■ Gastkommentar: Freundlicher Finanz-Fluß
Wer darf die Hand heben, wenn beim Generalappell der SPD-Fraktion die Kandidaten für den Finanzsenator sich melden müssen? Von dem Häuflein der Übriggebliebenen ist Manfred Fluß bestimmt der Beste. Bei der Bremer SPD rächt sich, daß nach dem Abtritt der alten Garde nur Unauffälligkeit überdauert hat. Die Bürgerschaftsdebatten zeigen aber überdeutlich: auf allen Bänken hockt die Langeweile. Politnörgler prägen das Niveau. Es regiere, wer da will, dieser Stil des Hauses wird noch Jahre dauern.
Insofern ist Manfred Fluß erste Wahl. Einer, der aus großen Zeiten überlebt hat, der in den Flügelschlachten der Partei stand und noch in Verschwörerkreisen hockte, die linke Inhalte zum Durchbruch bringen wollten – natürlich samt ihren Köpfen. Das alles ist längst Legende. Ihn aber gibt es immer noch im Niederwuchs der Nachgekommenen. Und ihn hat Wedemeier nun erwählt. Nicht, um da fortzufahren, wo Volker Kröning aufhört. Der ist derzeit der einzige im Senat, der in Zusammenhängen denkt und über eine Legislaturperiode hinaussieht. Das brachte den Konflikt mit Wedemeier und die Vereinsamung im Senat. Der freundliche Fluß soll freundliches Regieren bis zur Wahl gestatten, Kassandrarufe aus dem Haus des Reichs zur frohen Botschaft werden lassen. Wer viel rechnet, kriegt viele Lösungen, und eine paßt am Ende immer.

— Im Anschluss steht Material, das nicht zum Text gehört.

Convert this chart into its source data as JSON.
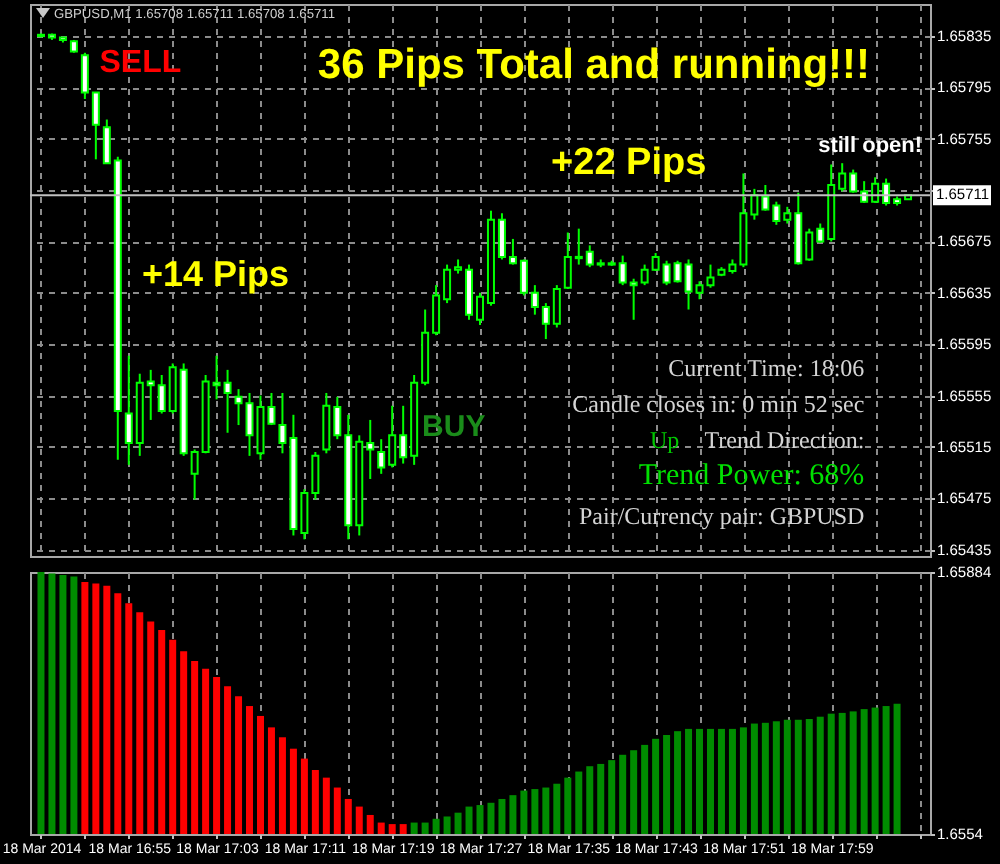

Wenn Manfred Fluß gewählt wird, ist er stark. Ein strategisches Konzept, die Wahl zu durchkreuzen, gibt es nicht. Ob die Miesmacherverschwörung diesmal reicht, ist ungewiß. Nach ihm gibt es kein allerletztes Aufgebot mehr fürs Finanzressort. Er muß also kein willfähriger Senator sein. Das aber bedeutet Einsamkeit für den Neuling im Kreise der Altgedienten und Gegnerschaft zum Rathaus. Für Kröning war's zuviel . Horst Werner Franke, Senator a.D.